NBA’s proposed 2020-2021 Season
Introducing the brand new and improved NBA Schedule format.
• Dec. 11-19, 2020: Preseason games
• Dec. 22, 2020 – March 4, 2021: First Half of regular season
• March 5-10, 2021: All-Star break
• March 11 – May 16, 2021: Second Half of regular season
• May 18-21, 2021: Play-In Tournament
• May 22 – July 22, 2021: 2021 NBA Playoffs
Also to highlight a caveat from the NBA’s announcement:
“The 2020-21 regular-season schedule will be released in two segments. The schedule for the First Half of the season will be released around the start of training camp. The schedule for the Second Half of the season will be released during the latter part of the First Half portion of the schedule. The Second Half schedule will include the remainder of each team’s 72 games not scheduled in the First Half as well as any games postponed during the First Half that can reasonably be added to the Second Half schedule.Source
Season savior could be the bubble again
This could be a window of opportunity to restart the bubble in the latter part of the season?

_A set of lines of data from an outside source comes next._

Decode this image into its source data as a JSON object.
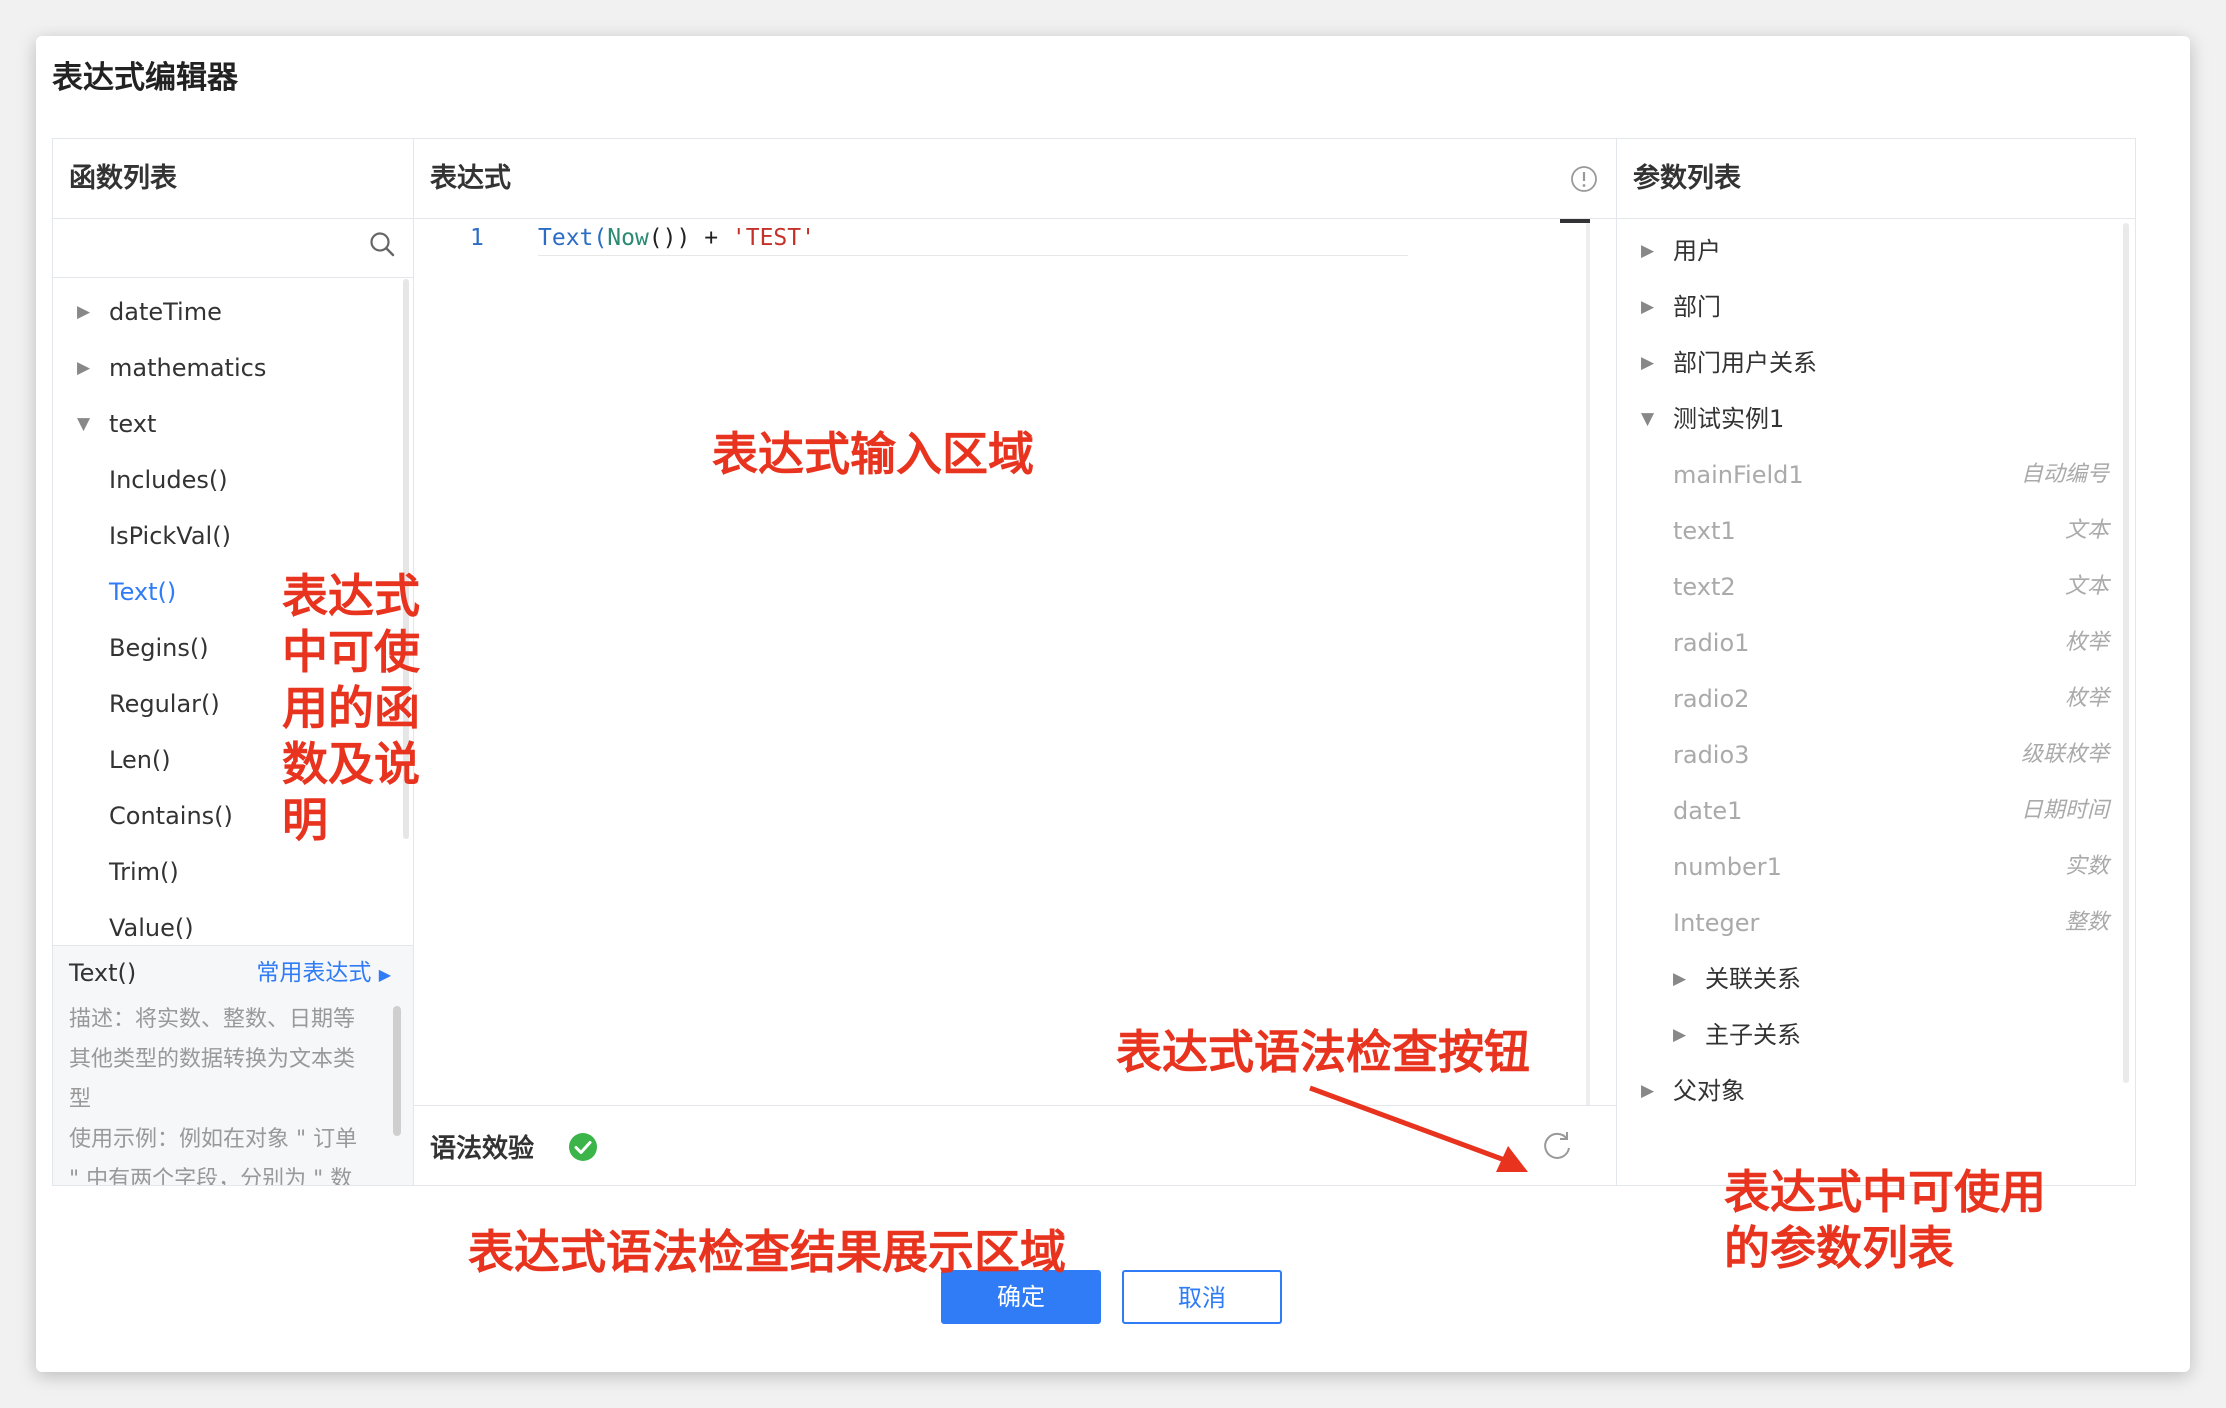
{
  "dialog": {
    "title": "表达式编辑器",
    "confirm": "确定",
    "cancel": "取消"
  },
  "functions": {
    "header": "函数列表",
    "categories": [
      {
        "label": "dateTime",
        "arrow": "▶"
      },
      {
        "label": "mathematics",
        "arrow": "▶"
      },
      {
        "label": "text",
        "arrow": "▼"
      }
    ],
    "items": [
      "Includes()",
      "IsPickVal()",
      "Text()",
      "Begins()",
      "Regular()",
      "Len()",
      "Contains()",
      "Trim()",
      "Value()"
    ],
    "selected": "Text()",
    "detail": {
      "name": "Text()",
      "link": "常用表达式",
      "desc1": "描述：将实数、整数、日期等",
      "desc2": "其他类型的数据转换为文本类",
      "desc3": "型",
      "example": "使用示例：例如在对象 \" 订单",
      "example2": "\" 中有两个字段，分别为 \" 数"
    }
  },
  "expression": {
    "header": "表达式",
    "line_no": "1",
    "code": {
      "p1": "Text(",
      "p2": "Now",
      "p3": "())",
      "p4": " + ",
      "p5": "'TEST'"
    },
    "check_label": "语法效验"
  },
  "params": {
    "header": "参数列表",
    "roots": [
      {
        "label": "用户",
        "arrow": "▶"
      },
      {
        "label": "部门",
        "arrow": "▶"
      },
      {
        "label": "部门用户关系",
        "arrow": "▶"
      },
      {
        "label": "测试实例1",
        "arrow": "▼"
      }
    ],
    "fields": [
      {
        "name": "mainField1",
        "type": "自动编号"
      },
      {
        "name": "text1",
        "type": "文本"
      },
      {
        "name": "text2",
        "type": "文本"
      },
      {
        "name": "radio1",
        "type": "枚举"
      },
      {
        "name": "radio2",
        "type": "枚举"
      },
      {
        "name": "radio3",
        "type": "级联枚举"
      },
      {
        "name": "date1",
        "type": "日期时间"
      },
      {
        "name": "number1",
        "type": "实数"
      },
      {
        "name": "Integer",
        "type": "整数"
      }
    ],
    "subs": [
      {
        "label": "关联关系",
        "arrow": "▶"
      },
      {
        "label": "主子关系",
        "arrow": "▶"
      }
    ],
    "parent": {
      "label": "父对象",
      "arrow": "▶"
    }
  },
  "annotations": {
    "input_area": "表达式输入区域",
    "functions_note_1": "表达式",
    "functions_note_2": "中可使",
    "functions_note_3": "用的函",
    "functions_note_4": "数及说",
    "functions_note_5": "明",
    "check_button": "表达式语法检查按钮",
    "check_result": "表达式语法检查结果展示区域",
    "params_note_1": "表达式中可使用",
    "params_note_2": "的参数列表"
  },
  "colors": {
    "accent": "#2f7cf6",
    "annotation": "#e8331f",
    "success": "#3bb54a"
  }
}
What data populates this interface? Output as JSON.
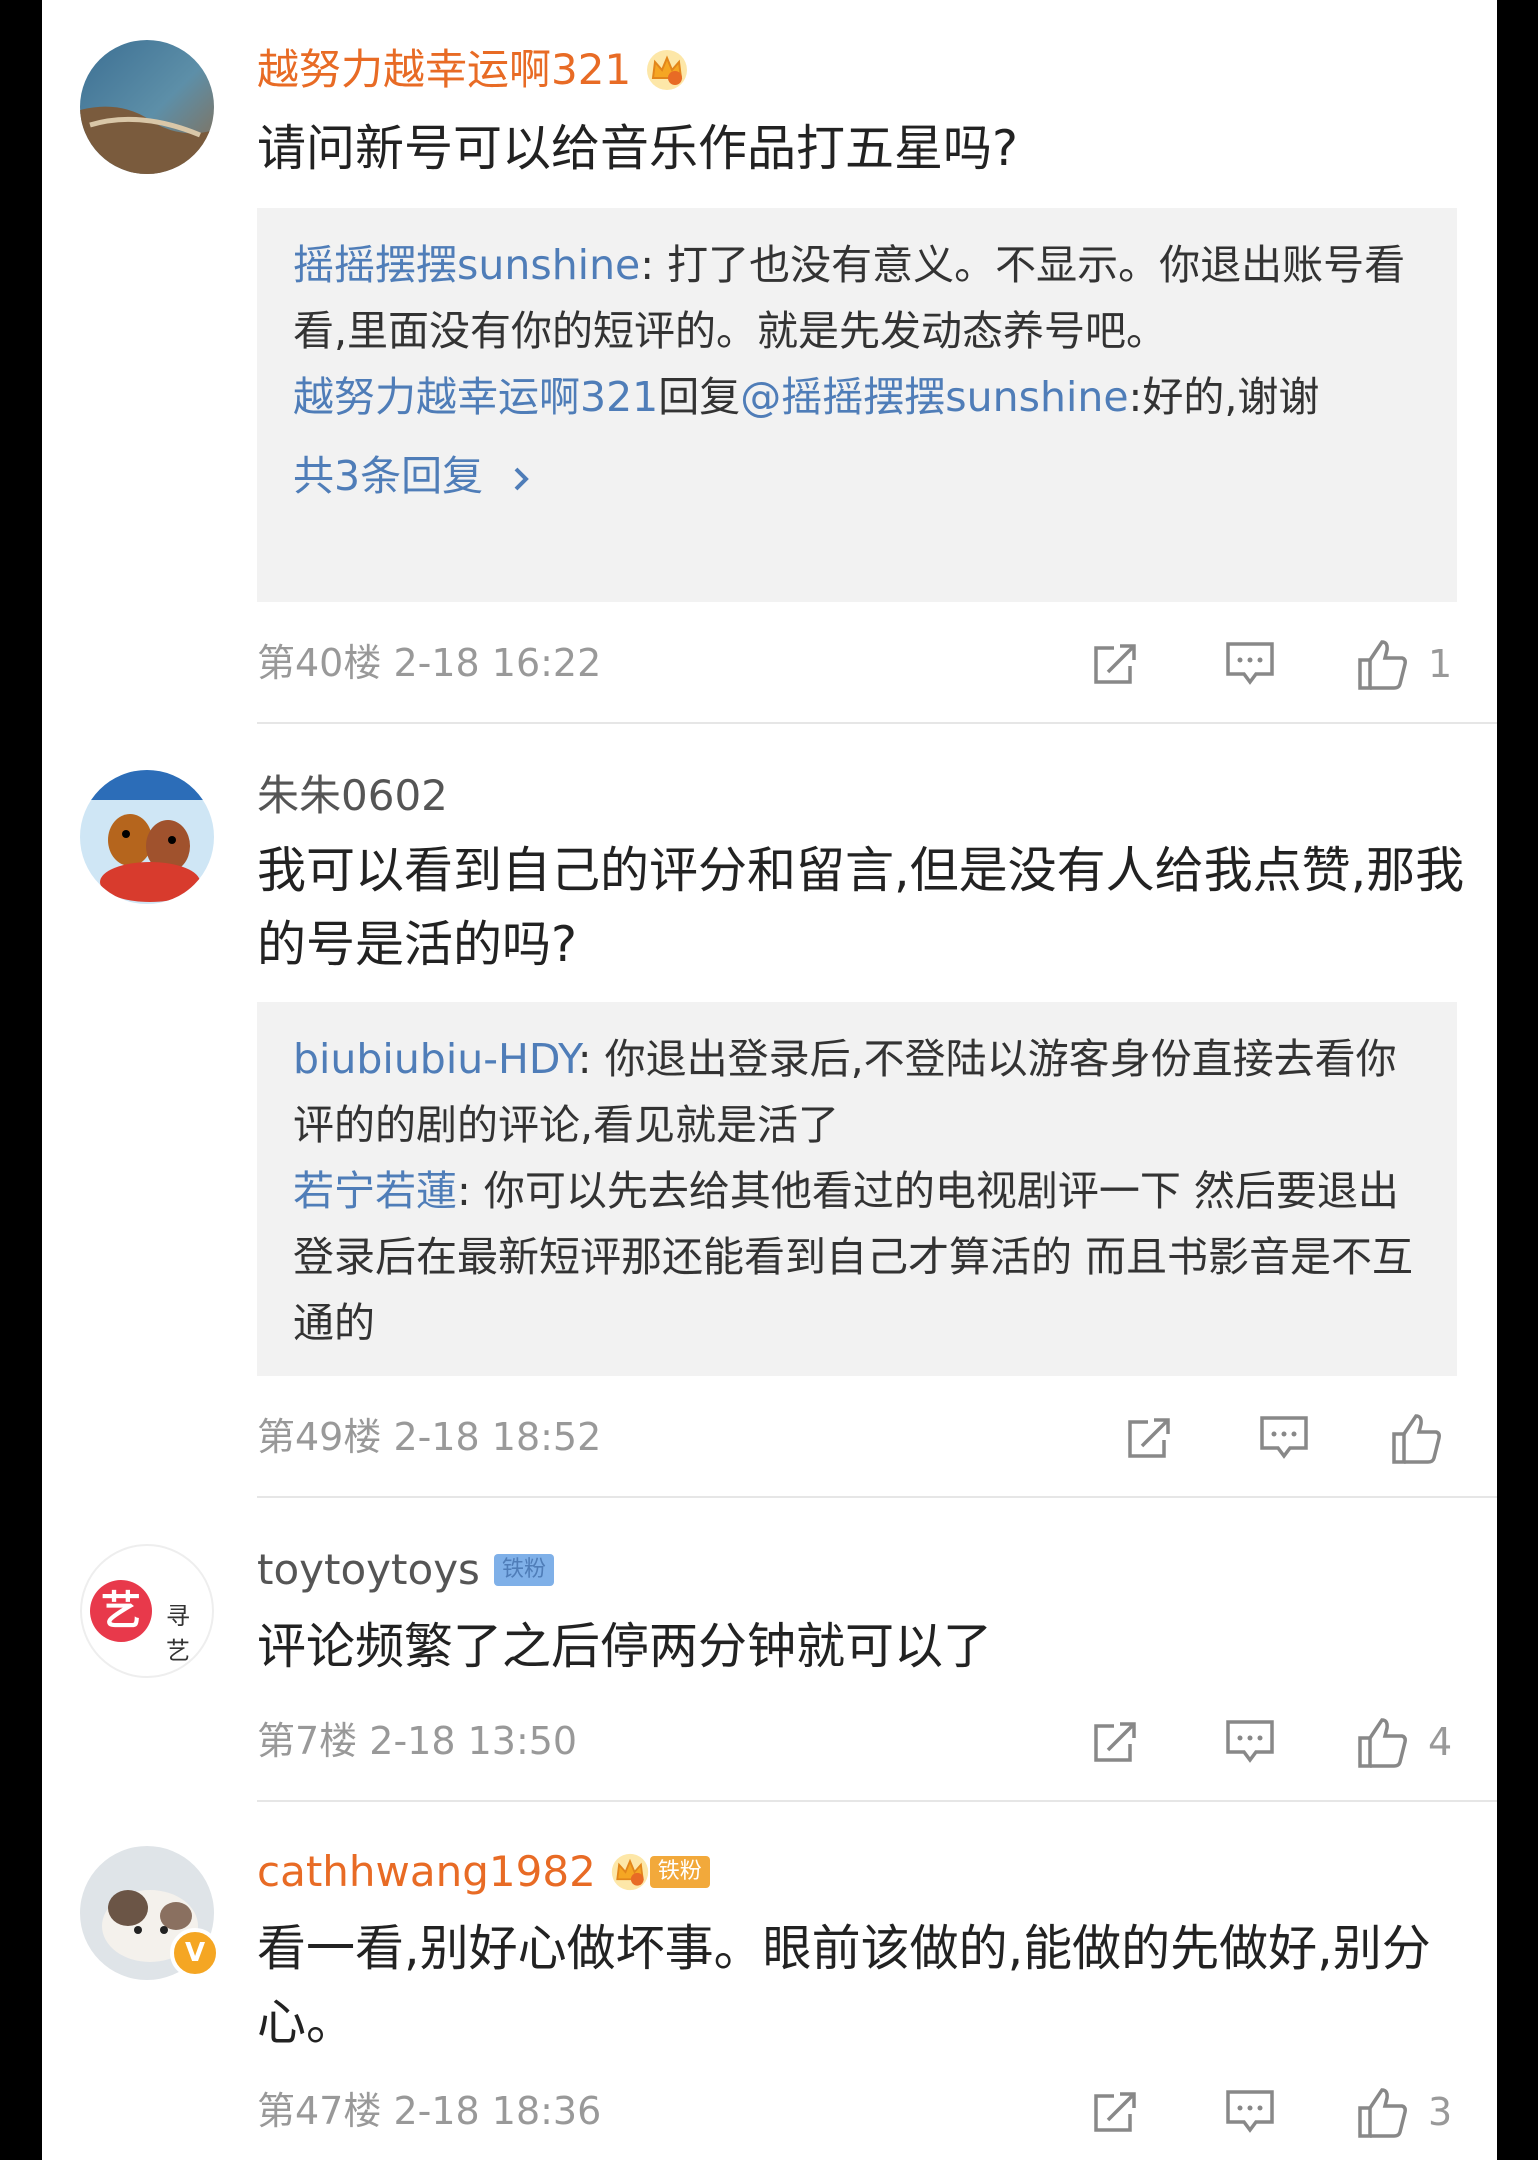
{
  "comments": [
    {
      "username": "越努力越幸运啊321",
      "text": "请问新号可以给音乐作品打五星吗?",
      "replies": [
        {
          "user": "摇摇摆摆sunshine",
          "text": ": 打了也没有意义。不显示。你退出账号看看,里面没有你的短评的。就是先发动态养号吧。"
        },
        {
          "user": "越努力越幸运啊321",
          "mid": "回复",
          "mention": "@摇摇摆摆sunshine",
          "text": ":好的,谢谢"
        }
      ],
      "more_replies": "共3条回复",
      "floor": "第40楼",
      "time": "2-18 16:22",
      "likes": "1"
    },
    {
      "username": "朱朱0602",
      "text": "我可以看到自己的评分和留言,但是没有人给我点赞,那我的号是活的吗?",
      "replies": [
        {
          "user": "biubiubiu-HDY",
          "text": ": 你退出登录后,不登陆以游客身份直接去看你评的的剧的评论,看见就是活了"
        },
        {
          "user": "若宁若蓮",
          "text": ": 你可以先去给其他看过的电视剧评一下 然后要退出登录后在最新短评那还能看到自己才算活的 而且书影音是不互通的"
        }
      ],
      "floor": "第49楼",
      "time": "2-18 18:52",
      "likes": ""
    },
    {
      "username": "toytoytoys",
      "badge": "铁粉",
      "avatar_text": "艺",
      "avatar_sub": "寻艺",
      "text": "评论频繁了之后停两分钟就可以了",
      "floor": "第7楼",
      "time": "2-18 13:50",
      "likes": "4"
    },
    {
      "username": "cathhwang1982",
      "badge": "铁粉",
      "verified_mark": "V",
      "text": "看一看,别好心做坏事。眼前该做的,能做的先做好,别分心。",
      "floor": "第47楼",
      "time": "2-18 18:36",
      "likes": "3"
    }
  ],
  "icons": [
    "share-icon",
    "comment-icon",
    "like-icon",
    "chevron-right-icon",
    "crown-icon"
  ],
  "colors": {
    "orange_name": "#e86b25",
    "link_blue": "#4f7db8",
    "reply_bg": "#f2f2f2",
    "meta_gray": "#999999"
  }
}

Why? Maybe COVID-19 postpones games, cancels games, or threatens us enough to pause the NBA season yet again.
Fair warning, the NBA has not released any indication of another possibility of finishing the 2020-2021 season in a bubble. My pure speculation is this happening due to where we are at with COVID-19 still to this day.
The NBA has traditionally been able to schedule an entire NBA season ahead of time in between NBA arenas competing with concerts, NHL games, WWE events, and other various use of city arenas. Surely, they should have had their jobs a bit easier with the lower usage of arenas at this current state of the world right?
Currently, four NBA teams have announced allowing a limited number of fans for home games. The others such as the reigning NBA Champions Los Angeles Lakers, have announced they will not allow fans to attend games.
2020-2021 NBA Playoff Bubble?
This leads to a little bit of speculation with the few details we do have. No specific schedule for the latter part of the season yet, hardly any teams committing to fans in their arenas, and another play-in tournament sometime in May 2021.
The biggest assumption here is that the proposed schedule may include another NBA Bubble opportunity. Worst-case scenario, you finish the most important part of the season for about two months under the ball and chain. Will the NBA try Las Vegas? Return to Orlando? Who knows but location shouldn’t matter since they’ve pulled it off once.
I’m sure the NBA has learned a lot of the pros and cons of the bubble life. Family, mental health, and the food in the first week were a part of the concern for players in the 2020 bubble.
Amid a pandemic and social justice reform movement, the NBA did not shy away from attempting to finish a season. Giving the 2020-2021 Season a bit of a test run at some sort of normalcy is worth a shot. Can the NBA do anything different than the NFL, MLB, or NCAA to keep any sort of positive COVID-19 test results to a minimum impact or none at all?
If your bookie has a current line for the NBA finishing in a bubble this season, however, I’d tease taking the likelihood of this happening. Especially if the risk of contracting COVID-19 remains the same next February or March.